Burning coal in China contributes one-fifth of the world’s total emissions of the greenhouse gas carbon dioxide from fossil fuels, and if the country continues to increase its coal emissions through 2025 or beyond, it will make it “almost impossible for the world to move onto an emissions reduction pathway that gives even a 50-50 probability of staying below” 2 degrees Celsius, according to the study released on Monday by two British research centers.
China, the world’s leading emitter of greenhouse gases, should cap its coal consumption by 2020 or sooner and take steps to eliminate its use entirely by 2040, the study by the Center for Climate Change Economics and Policy and the Grantham Research Institute on Climate Change and the Environment recommends. That can be done by improving efficiency, taxing coal and focusing on alternative energies such as wind and solar, the report said.
Weaning China from coal would provide many benefits, the authors, Fergus Green and Nicholas Stern, wrote in the report. Many of China’s cities, especially in the country’s north, are choking in pollution caused in part by coal-fired plants. Cleaner air would dramatically increase the quality of life, helping the government’s push to accelerate urbanization.
China is increasingly dependent on coal imports to feed its growing demand, so a move away from coal would give the country greater energy security and shield it from global price swings. Reducing coal consumption would also ease water shortages, especially in northern China, because of the great deal of water needed to generate power from coal and also to convert coal into gas. And because of the size of China’s market, a push into alternative energies would make China a world leader in solar, wind and other energies, allowing it to develop new export markets, the report said.

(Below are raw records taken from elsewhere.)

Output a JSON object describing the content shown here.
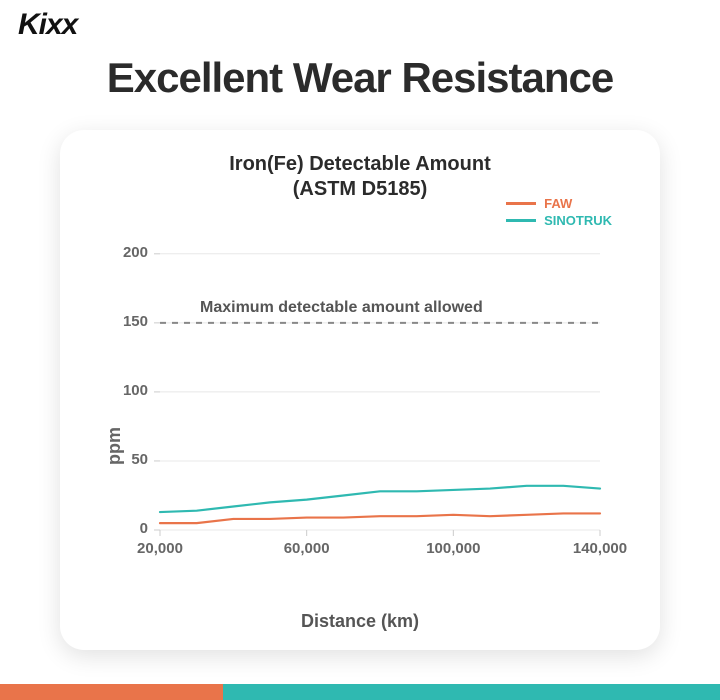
{
  "brand": {
    "logo_text": "Kixx",
    "logo_fontsize": 30
  },
  "page_title": {
    "text": "Excellent Wear Resistance",
    "fontsize": 42
  },
  "chart": {
    "type": "line",
    "title_line1": "Iron(Fe) Detectable Amount",
    "title_line2": "(ASTM D5185)",
    "title_fontsize": 20,
    "xlabel": "Distance (km)",
    "ylabel": "ppm",
    "axis_label_fontsize": 18,
    "tick_fontsize": 15,
    "xlim": [
      20000,
      140000
    ],
    "ylim": [
      0,
      210
    ],
    "ytick_vals": [
      0,
      50,
      100,
      150,
      200
    ],
    "ytick_labels": [
      "0",
      "50",
      "100",
      "150",
      "200"
    ],
    "xtick_vals": [
      20000,
      60000,
      100000,
      140000
    ],
    "xtick_labels": [
      "20,000",
      "60,000",
      "100,000",
      "140,000"
    ],
    "threshold": {
      "value": 150,
      "label": "Maximum detectable amount allowed",
      "label_fontsize": 16,
      "line_color": "#888888",
      "dash": "6,6",
      "line_width": 2
    },
    "grid_color": "#e8e8e8",
    "tick_color": "#cccccc",
    "line_width": 2.2,
    "series": {
      "FAW": {
        "label": "FAW",
        "color": "#e9744a",
        "x": [
          20000,
          30000,
          40000,
          50000,
          60000,
          70000,
          80000,
          90000,
          100000,
          110000,
          120000,
          130000,
          140000
        ],
        "y": [
          5,
          5,
          8,
          8,
          9,
          9,
          10,
          10,
          11,
          10,
          11,
          12,
          12
        ]
      },
      "SINOTRUK": {
        "label": "SINOTRUK",
        "color": "#2fb9b1",
        "x": [
          20000,
          30000,
          40000,
          50000,
          60000,
          70000,
          80000,
          90000,
          100000,
          110000,
          120000,
          130000,
          140000
        ],
        "y": [
          13,
          14,
          17,
          20,
          22,
          25,
          28,
          28,
          29,
          30,
          32,
          32,
          30
        ]
      }
    },
    "legend_fontsize": 13,
    "background_color": "#ffffff"
  },
  "footer": {
    "segments": [
      {
        "color": "#e9744a",
        "width_pct": 31
      },
      {
        "color": "#2fb9b1",
        "width_pct": 69
      }
    ]
  }
}
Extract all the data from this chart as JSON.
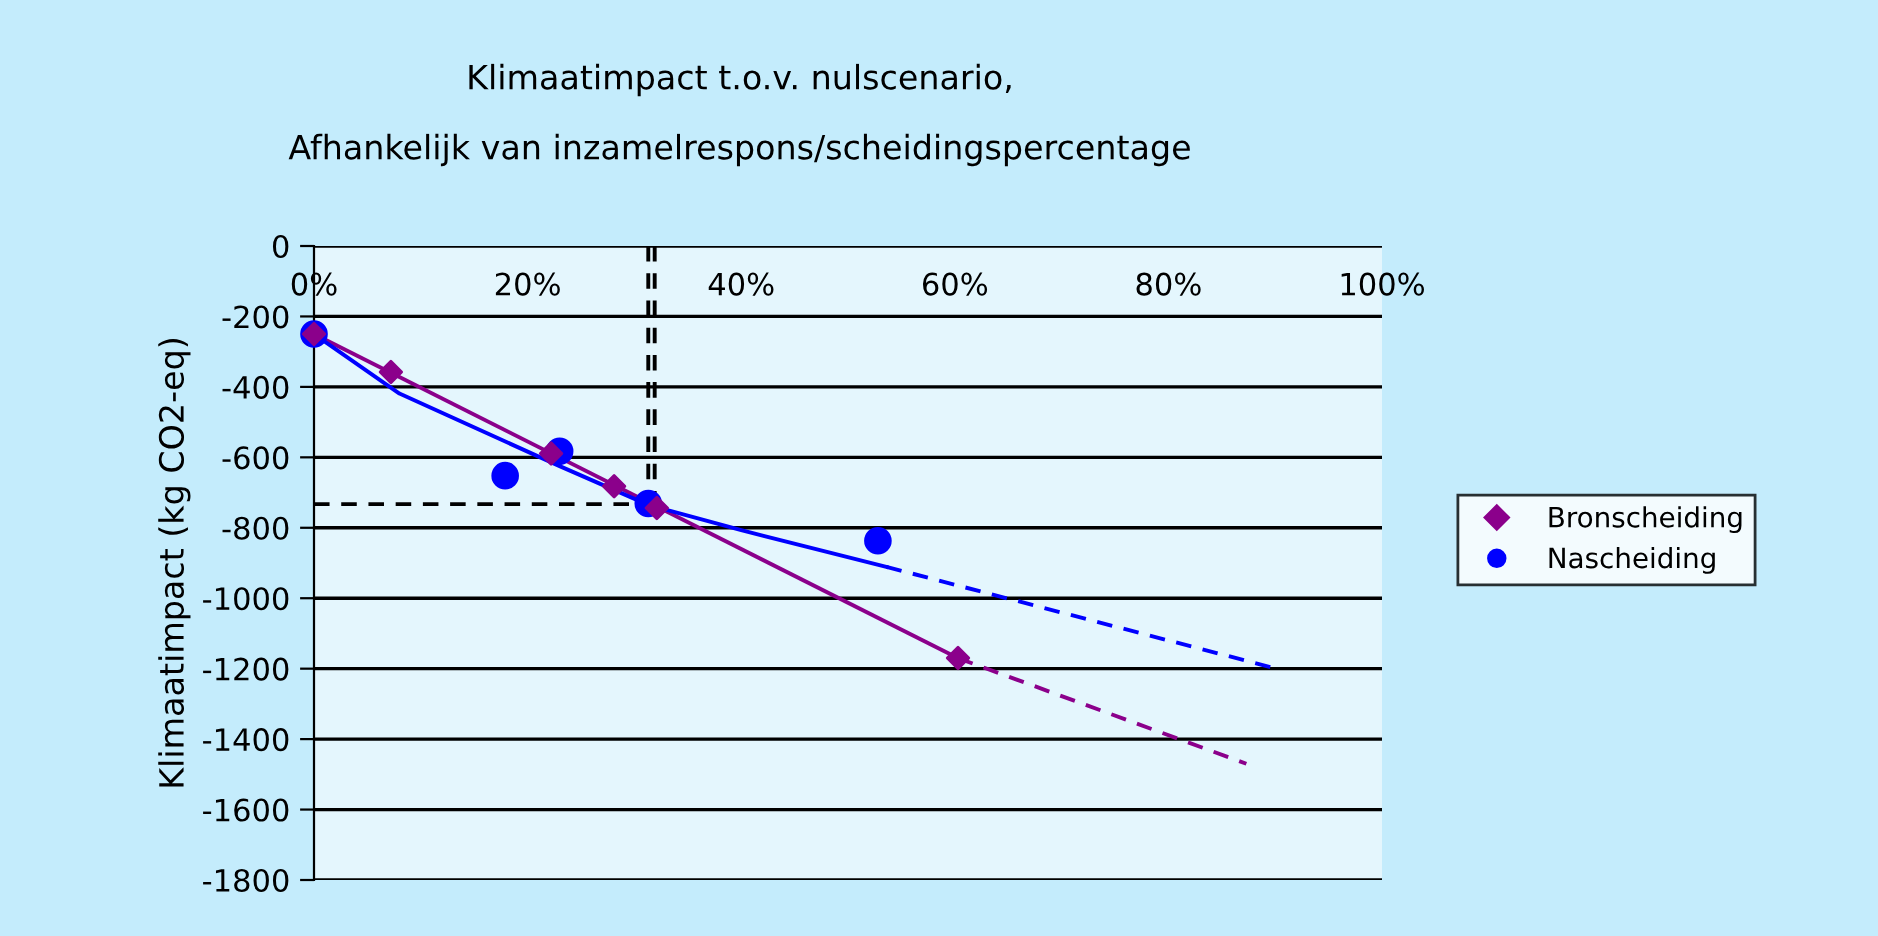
{
  "chart_data": {
    "type": "scatter",
    "title": "Klimaatimpact t.o.v. nulscenario,",
    "subtitle": "Afhankelijk van inzamelrespons/scheidingspercentage",
    "ylabel": "Klimaatimpact (kg CO2-eq)",
    "xlim": [
      0,
      100
    ],
    "xticks": [
      {
        "value": 0,
        "label": "0%"
      },
      {
        "value": 20,
        "label": "20%"
      },
      {
        "value": 40,
        "label": "40%"
      },
      {
        "value": 60,
        "label": "60%"
      },
      {
        "value": 80,
        "label": "80%"
      },
      {
        "value": 100,
        "label": "100%"
      }
    ],
    "ylim": [
      -1800,
      0
    ],
    "yticks": [
      -1800,
      -1600,
      -1400,
      -1200,
      -1000,
      -800,
      -600,
      -400,
      -200,
      0
    ],
    "grid": "y",
    "legend": "right",
    "series": [
      {
        "name": "Bronscheiding",
        "marker": "diamond",
        "color": "#8b008b",
        "x": [
          0,
          7.2,
          22.2,
          28.1,
          32.1,
          60.3
        ],
        "values": [
          -250,
          -358,
          -589,
          -682,
          -744,
          -1170
        ]
      },
      {
        "name": "Nascheiding",
        "marker": "circle",
        "color": "#0000ff",
        "x": [
          0,
          17.9,
          23.0,
          31.3,
          52.8
        ],
        "values": [
          -250,
          -652,
          -583,
          -731,
          -837
        ]
      },
      {
        "type": "line",
        "color": "#8b008b",
        "line_style": "solid",
        "x": [
          0,
          60.3
        ],
        "values": [
          -250,
          -1170
        ]
      },
      {
        "type": "line",
        "color": "#8b008b",
        "line_style": "dashed",
        "x": [
          60.3,
          87.3
        ],
        "values": [
          -1170,
          -1470
        ]
      },
      {
        "type": "line",
        "color": "#0000ff",
        "line_style": "solid",
        "x": [
          0,
          8,
          23,
          31.3,
          40,
          53.6
        ],
        "values": [
          -250,
          -419,
          -625,
          -735,
          -807,
          -911
        ]
      },
      {
        "type": "line",
        "color": "#0000ff",
        "line_style": "dashed",
        "x": [
          53.6,
          90
        ],
        "values": [
          -911,
          -1199
        ]
      },
      {
        "type": "line",
        "color": "#000000",
        "line_style": "dashed",
        "x": [
          31.3,
          31.3
        ],
        "values": [
          0,
          -733
        ]
      },
      {
        "type": "line",
        "color": "#000000",
        "line_style": "dashed",
        "x": [
          31.9,
          31.9
        ],
        "values": [
          0,
          -733
        ]
      },
      {
        "type": "line",
        "color": "#000000",
        "line_style": "dashed",
        "x": [
          0,
          31.3
        ],
        "values": [
          -733,
          -733
        ]
      }
    ]
  }
}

Nations meeting in Copenhagen in 2009 for a United Nations summit conference on curbing greenhouse gases agreed that the world should strive to keep temperatures from rising more than 2 degrees Celsius from pre-industrial times in order to limit rising sea levels and increasingly extreme weather conditions. The study cites figures showing that the maximum global carbon dioxide-equivalent emissions level in 2030 that will give a 50-50 chance of staying below a 2 degrees Celsius increase is 32-33 gigatons. Yet unless China curbs its coal use, it alone is forecast to exceed 15 gigatons of carbon dioxide-equivalent emissions by 2030, or almost half that total amount, the study found.
Last year, China issued new rules that curtail the construction of new coal-fired plants in three major urban areas centered on Beijing, Shanghai and Guangzhou. But poorer inland provinces continue to build new plants, viewing the power industry as key to economic development.
Chinese planners have proposed 363 new coal-fired plants, according to a November 2012 report by the World Resources Institute, a Washington-based environmental advocacy group. Though many of those plants may never be built, their planned capacity is more than half again as much as the entire coal-fired output in the United States, according to United States Energy Information Administration figures.